Linux for little systems

[Posted December 17, 2003 by corbet]

Matt Mackall has picked up a new project: making the 2.6 kernel work on very small systems. This is, he says, "an area Linux mainstream has been moving away from since Linus got a real job." To this end, he has released a tree called 2.6.0-test11-tiny which incorporates a large set of patches aimed at slimming down the kernel. It's worth a look as an expression of just what needs to be done if you want to run Linux on small systems.

So what's required? The -tiny patch includes, among others, the following:

Building the kernel with the -Os compiler option, which instructs gcc to optimize for size. This option results in a smaller kernel; interestingly, there have also been reports that -Os yields better performance on large systems as well, since the resulting executable has better cache behavior.
The 4k kernel stack patch cuts the runtime per-process memory use significantly.
Various patches shrink the size of internal data structures to their minimum values. Target structures include the block and char device names hash tables, the maximum number of swapfiles, the maximum number of processes, the futex hash table, CRC lookup tables, and many others.
For truly daring users, the -tiny kernel has an option to remove printk() from the kernel entirely, along with its associated buffers and most of the strings passed to printk(). The space savings will be considerable; you just have to hope that the kernel has nothing important to tell you. Strings for BUG() and panic() calls can also be removed.
Various subsystems which are not normally optional become so. With the -tiny kernel, it is possible to configure out sysfs (which can take a lot of run-time memory), asynchronous I/O, /proc/kcore, ethtool support, core dump support, etc.
Inline functions are heavily used in the kernel; they can improve performance, and, in some situations, the use of inline code is mandatory. Excessive use of inline functions can bloat the size of the kernel considerably, however. The -tiny kernel includes a patch which makes the compiler complain about the use of inline functions, allowing a size-conscious developer to find which ones are invoked most often.

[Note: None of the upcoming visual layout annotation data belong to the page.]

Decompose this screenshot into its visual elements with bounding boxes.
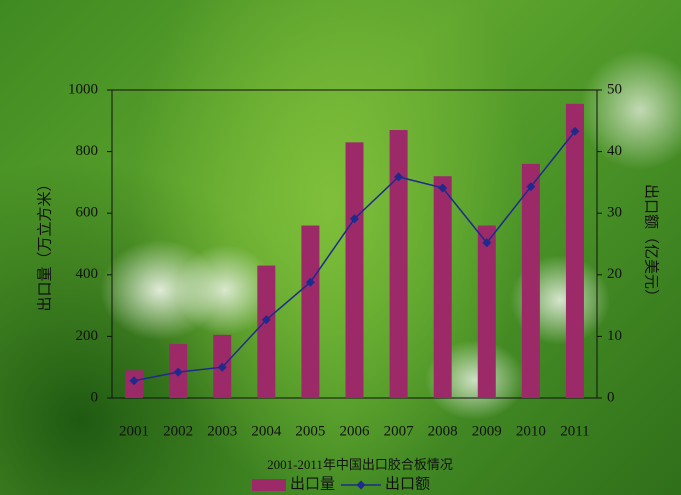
x-tick-label: 2003 (207, 423, 237, 439)
y-axis-title: 出口量（万立方米） (36, 176, 53, 311)
legend-swatch (252, 479, 286, 491)
bar (565, 103, 584, 399)
x-tick-label: 2006 (340, 423, 371, 439)
bar (433, 176, 452, 398)
bar (257, 265, 276, 398)
bar (521, 163, 540, 398)
line-marker (129, 376, 139, 386)
bar (301, 225, 320, 398)
line-marker (394, 172, 404, 182)
legend-swatch-marker (356, 480, 366, 490)
line-marker (570, 126, 580, 136)
x-tick-label: 2005 (295, 423, 325, 439)
y2-tick-label: 30 (607, 205, 622, 221)
y2-tick-label: 0 (607, 389, 615, 405)
y-tick-label: 600 (76, 205, 99, 221)
bar (389, 130, 408, 399)
line-marker (305, 277, 315, 287)
y2-tick-label: 20 (607, 266, 622, 282)
line-marker (350, 214, 359, 224)
y2-tick-label: 50 (607, 81, 622, 97)
y-tick-label: 1000 (68, 81, 98, 97)
line-marker (217, 362, 227, 372)
line-marker (482, 238, 492, 248)
x-tick-label: 2011 (560, 423, 589, 439)
y-tick-label: 200 (76, 328, 99, 344)
x-tick-label: 2009 (472, 423, 502, 439)
y2-tick-label: 40 (607, 143, 622, 159)
bar (345, 142, 364, 398)
legend-label: 出口量 (290, 475, 335, 492)
x-tick-label: 2004 (251, 423, 282, 439)
y2-tick-label: 10 (607, 328, 622, 344)
x-tick-label: 2008 (428, 423, 458, 439)
x-tick-label: 2010 (516, 423, 546, 439)
chart-title: 2001-2011年中国出口胶合板情况 (267, 457, 453, 472)
legend-label: 出口额 (385, 475, 430, 492)
line-marker (261, 315, 271, 325)
y-tick-label: 800 (76, 143, 99, 159)
x-tick-label: 2002 (163, 423, 193, 439)
x-tick-label: 2007 (384, 423, 415, 439)
line-marker (438, 183, 448, 193)
y-tick-label: 400 (76, 266, 99, 282)
x-tick-label: 2001 (119, 423, 149, 439)
bar (477, 225, 496, 398)
line-marker (173, 367, 183, 377)
y-tick-label: 0 (91, 389, 99, 405)
line-marker (526, 182, 536, 192)
y2-axis-title: 出口额（亿美元） (643, 184, 660, 304)
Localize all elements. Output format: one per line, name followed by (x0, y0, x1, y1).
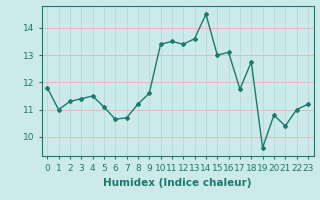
X-axis label: Humidex (Indice chaleur): Humidex (Indice chaleur) (103, 178, 252, 188)
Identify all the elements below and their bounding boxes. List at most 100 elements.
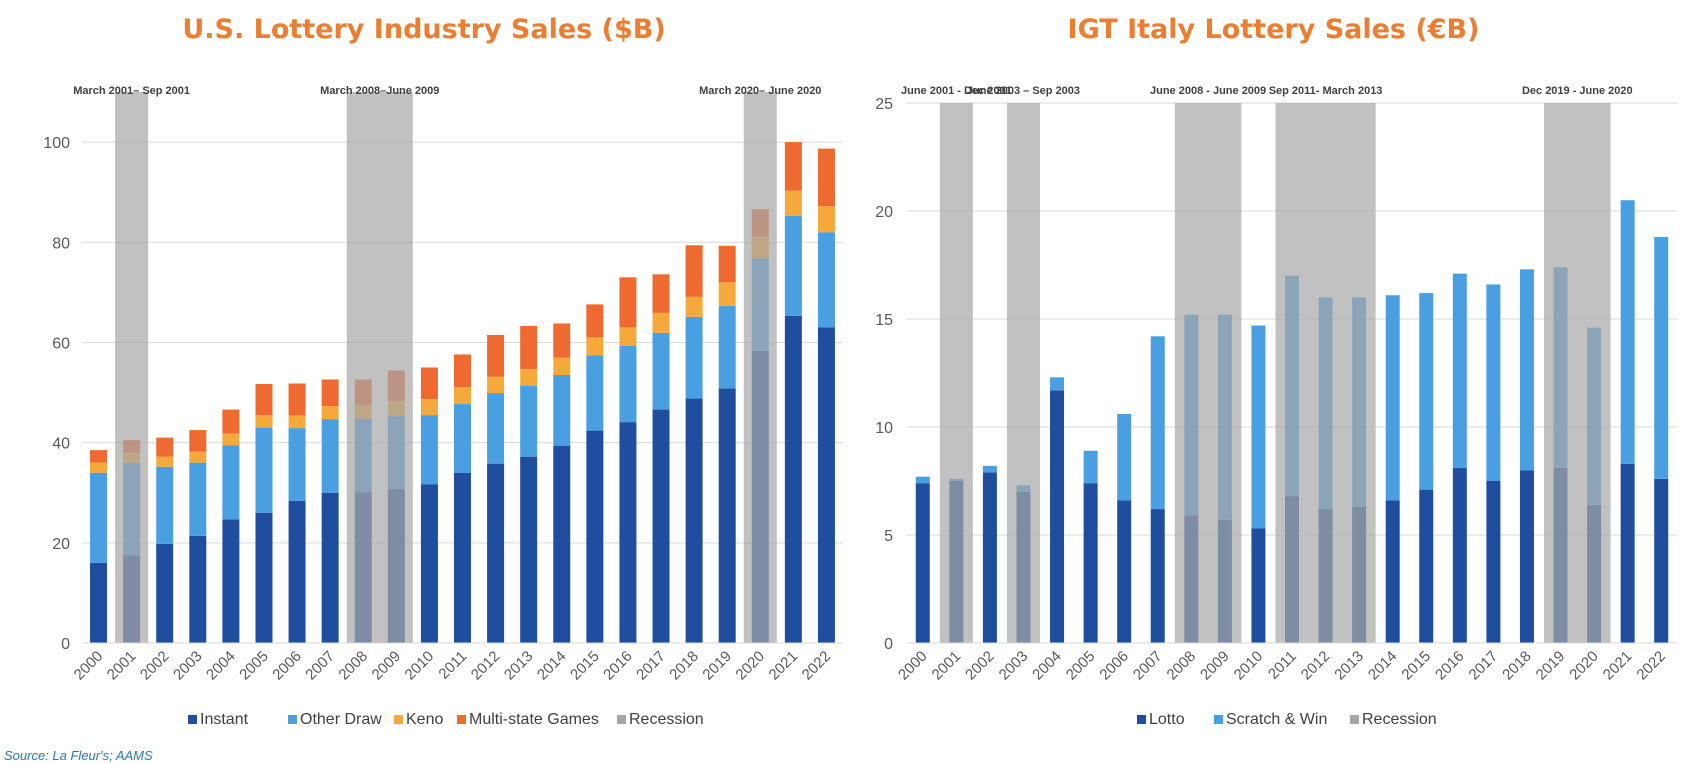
bar-segment — [982, 472, 997, 643]
bar-segment — [652, 312, 670, 333]
bar-segment — [321, 379, 339, 407]
bar-segment — [685, 245, 703, 297]
recession-band — [939, 103, 973, 643]
bar-segment — [1150, 336, 1165, 510]
bar-segment — [1486, 481, 1501, 643]
bar-segment — [718, 245, 736, 283]
bar-segment — [454, 472, 471, 643]
y-tick-label: 100 — [43, 135, 70, 152]
recession-label: Sep 2011- March 2013 — [1269, 85, 1383, 97]
legend-swatch — [288, 715, 297, 724]
bar-segment — [784, 142, 802, 191]
legend-label: Recession — [1362, 711, 1437, 728]
bar-segment — [1519, 470, 1534, 643]
bar-segment — [288, 500, 306, 643]
x-tick-label: 2013 — [1331, 648, 1367, 684]
recession-label: Dec 2019 - June 2020 — [1522, 85, 1633, 97]
bar-segment — [718, 305, 736, 389]
bar-segment — [586, 430, 604, 643]
bar-segment — [520, 386, 538, 457]
bar-segment — [553, 445, 571, 643]
bar-segment — [420, 399, 438, 416]
bar-segment — [321, 419, 339, 493]
y-tick-label: 20 — [52, 536, 70, 553]
x-tick-label: 2022 — [1633, 648, 1669, 684]
chart-title: U.S. Lottery Industry Sales ($B) — [182, 14, 666, 45]
bar-segment — [652, 332, 670, 410]
bar-segment — [156, 466, 174, 544]
bar-segment — [189, 462, 207, 536]
bar-segment — [487, 376, 505, 394]
bar-segment — [586, 337, 604, 356]
bar-segment — [189, 451, 207, 463]
legend-label: Multi-state Games — [469, 711, 599, 728]
bar-segment — [1117, 414, 1132, 501]
legend-label: Recession — [629, 711, 704, 728]
bar-segment — [255, 512, 273, 643]
x-tick-label: 2014 — [534, 648, 570, 684]
x-tick-label: 2015 — [1398, 648, 1434, 684]
x-tick-label: 2018 — [1499, 648, 1535, 684]
x-tick-label: 2009 — [369, 648, 405, 684]
bar-segment — [222, 433, 240, 446]
x-tick-label: 2010 — [1231, 648, 1267, 684]
x-tick-label: 2004 — [1029, 648, 1065, 684]
bar-segment — [156, 543, 174, 643]
bar-segment — [487, 393, 505, 464]
x-tick-label: 2002 — [962, 648, 998, 684]
recession-band — [1006, 103, 1040, 643]
y-tick-label: 15 — [875, 312, 893, 329]
bar-segment — [255, 427, 273, 513]
bar-segment — [1083, 483, 1098, 643]
bar-segment — [1050, 377, 1065, 391]
y-tick-label: 10 — [875, 420, 893, 437]
x-tick-label: 2012 — [468, 648, 504, 684]
legend-label: Lotto — [1149, 711, 1185, 728]
bar-segment — [784, 215, 802, 316]
bar-segment — [1452, 468, 1467, 643]
bar-segment — [189, 535, 207, 643]
bar-segment — [1620, 200, 1635, 464]
x-tick-label: 2021 — [766, 648, 802, 684]
x-tick-label: 2010 — [402, 648, 438, 684]
bar-segment — [1050, 390, 1065, 643]
bar-segment — [222, 409, 240, 434]
legend-label: Other Draw — [300, 711, 382, 728]
x-tick-label: 2016 — [600, 648, 636, 684]
x-tick-label: 2011 — [435, 648, 470, 683]
bar-segment — [619, 327, 637, 346]
x-tick-label: 2000 — [895, 648, 931, 684]
bar-segment — [90, 472, 108, 563]
x-tick-label: 2001 — [104, 648, 140, 684]
bar-segment — [685, 398, 703, 643]
x-tick-label: 2008 — [1164, 648, 1200, 684]
bar-segment — [454, 404, 471, 473]
bar-segment — [784, 190, 802, 216]
x-tick-label: 2020 — [1566, 648, 1602, 684]
bar-segment — [487, 334, 505, 377]
x-tick-label: 2013 — [501, 648, 537, 684]
bar-segment — [90, 562, 108, 643]
bar-segment — [915, 476, 930, 484]
bar-segment — [553, 357, 571, 376]
bar-segment — [817, 148, 835, 207]
bar-segment — [586, 355, 604, 431]
recession-label: March 2020– June 2020 — [699, 85, 821, 97]
bar-segment — [619, 345, 637, 423]
recession-label: June 2001 - Dec 2001 — [901, 85, 1012, 97]
bar-segment — [718, 282, 736, 306]
bar-segment — [1083, 450, 1098, 484]
legend-swatch — [1137, 715, 1146, 724]
y-tick-label: 40 — [52, 436, 70, 453]
x-tick-label: 2018 — [666, 648, 702, 684]
bar-segment — [1385, 295, 1400, 501]
bar-segment — [1419, 489, 1434, 643]
bar-segment — [586, 304, 604, 338]
legend-swatch — [188, 715, 197, 724]
bar-segment — [90, 462, 108, 473]
bar-segment — [454, 387, 471, 405]
bar-segment — [652, 409, 670, 643]
x-tick-label: 2008 — [335, 648, 371, 684]
bar-segment — [1620, 463, 1635, 643]
recession-label: June 2003 – Sep 2003 — [967, 85, 1080, 97]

There are almost 80 separate patches in all. Matt claims that his kernel, when configured with a full networking stack, fits "comfortably" on a 4MB box, which is, indeed, considered small these days. Matt has some ambitious future plans, including cutting functionality out of the console subsystem and (an idea that is sure to raise some eyebrows) making parts of the kernel be pageable. It remains to be seen whether things will get that far, but there is no doubt that making Linux work on small systems is a worthy goal.

Linux for little systems

Posted Dec 18, 2003 2:34 UTC (Thu) by flewellyn (subscriber, #5047) [Link] (3 responses)

Building the kernel with the -Os compiler option, which instructs gcc to optimize for size. This option results in a smaller kernel; interestingly, there have also been reports that -Os yields better performance on large systems as well, since the resulting executable has better cache behavior.

Actually, this makes some sense. With the wide disparity between modern CPU speeds (blazingly fast) and memory bus speeds (rather slow), anything which helps improve cache coherence is going to improve performance greatly. It may even outweigh the improvements from "speed" optimizations such as inlining, loop unrolling, etc. Some benchmarks in this area alone would be interesting.

Linux for little systems

Posted Dec 18, 2003 9:35 UTC (Thu) by gnb (subscriber, #5132) [Link] (2 responses)

>Some benchmarks in this area alone would be interesting.
Yes, provided they were for a system very like the one you cared about. The trouble
is there is no one right answer for a kernel expected to run on everything from
an ARM with 8k + 8k of L1 cache and nothing else to a Xeon that can probably
get the whole kernel into L2.

Linux for little systems

Posted Dec 18, 2003 9:49 UTC (Thu) by phip (guest, #1715) [Link]

Or a PA-RISC that has 1.5M + 750K L1 (D & I respectively) cache and nothing else...

Linux for little systems

Posted Dec 30, 2003 21:30 UTC (Tue) by joern_engel (guest, #4663) [Link]

Actually, cache size shouldn't matter too much, as it is de-facto zero anyway.

Unless things go horribly wrong, most CPU-time is spend in userspace, not in the kernel. Therefore, the userspace will flush out most kernel instructions from the cache before switching to kernelspace again. Therefore, the cache is always cold, when it comes to the kernel.

With a cold cache, smaller code is also faster code. Your bottle-neck is the memory-bus.